Another showpiece in the deficit spending was the cash-for-clunkers program intended stimulate car purchases to provide new market demand for the newly nationalized car company's, GM and Chrysler. Keynesians provided intellectual cover for a program which standard economics said would merely bring purchases forward and would not change aggregate demand.
Ideological justification was advanced with the argument that cash-for-clunkers would primarily benefit the poorest by making it easier for them to purchase new cars. Environmental cover was provided with the claim that the poorest tended to drive the oldest and most polluting cars which would be replaced by new, highly efficient vehicles, dramatically reducing pollution.
All very plausible except to people with any knowledge about the automotive industry, economics, and human systems.
Immediate postmortems within a year or two did indeed confirm that the $3 billion in deficit spending had no affect on aggregate demand. We simply burned that money though there were corporate and government interests which benefited.
Also confirmed was that the poorest were hardest hit by cash-for-clunkers. By taking the oldest, cheapest cars off the market, the cost for used cars jumped markedly, making it harder still for the poor to purchase their own transportation.

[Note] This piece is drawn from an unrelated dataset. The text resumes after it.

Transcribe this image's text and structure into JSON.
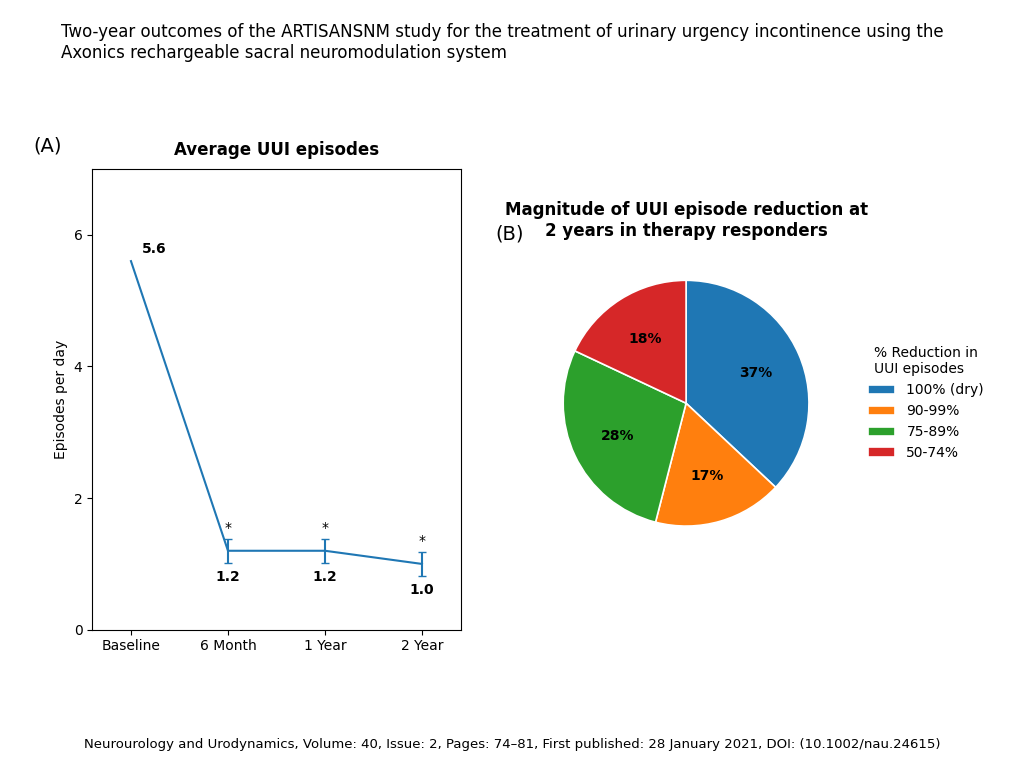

Now there is a new study, Cash for Corollas: When Stimulus Reduces Spending by Mark Hoekstra, Steven L. Puller, and Jeremy West which indicates that this well-intentioned, if ill-thought through, intervention was even worse than that. From the abstract:
The 2009 Cash for Clunkers program aimed to stimulate consumer spending in the new automobile industry, which was experiencing disproportionate reductions in demand and employment during the Great Recession. Exploiting program eligibility criteria in a regression discontinuity design, we show nearly 60 percent of the subsidies went to households who would have purchased during the two-month program anyway; the rest accelerated sales by no more than eight months. Moreover, the program’s fuel efficiency restrictions shifted purchases toward vehicles that cost on average $5,000 less. On net, Cash for Clunkers significantly reduced total new vehicle spending over the ten month period.Hoekstra et al also confirm the deleterious effect on the environment:
One could also argue that this decline in industry revenue over less than a year could be justified to the extent the program offered a cost-effective environmental benefit. Unfortunately, the existing evidence overwhelmingly indicates that this program was a costly way of reducing environmental damage. For example, Knittel [2009] estimates that the most optimistic implied cost of carbon reduced by the program is $237 per ton, while Li et al. [2013] estimate the cost per ton as between $92 and $288. These implied cost of carbon figures are much larger than the social costs of carbon of $33 per ton (in 2007 dollars) estimated by the IWG on the Social Cost of Carbon [Interagency Working Group, 2013].Cash for clunkers was a populist program, easy to explain, but deployed with no regard to standard knowledge and experience. It incorporated multiple goals (environmental, economic, social) in a complex program.
As a result, while it may be possible to make a case for a generic subsidy program that pulls forward new vehicle purchases during a recession for a subset of subsidy recipients, it seems difficult to justify the inclusion of an environmental component in that program. At least in the case of Cash for Clunkers, that environmental component both failed to meet its environmental objectives in a cost-effective way and had a contractionary effect on the industry targeted for stimulus.
It was forecasted to fail by most those with knowledge of the issues and it failed comprehensively. Instead of increasing demand for cars, financially shoring up car companies, improving the environment, and improving the lives of the poor, it, in the long tradition of central planning, reduced demand for cars, damaged the environment by diverting resources from high impact to low impact strategies, weakened the economy by increasing the deficit, and made the lives of the poor more difficult by reducing the availability of cheap used cars.
Not a trifecta of failure, a quadfecta of failure?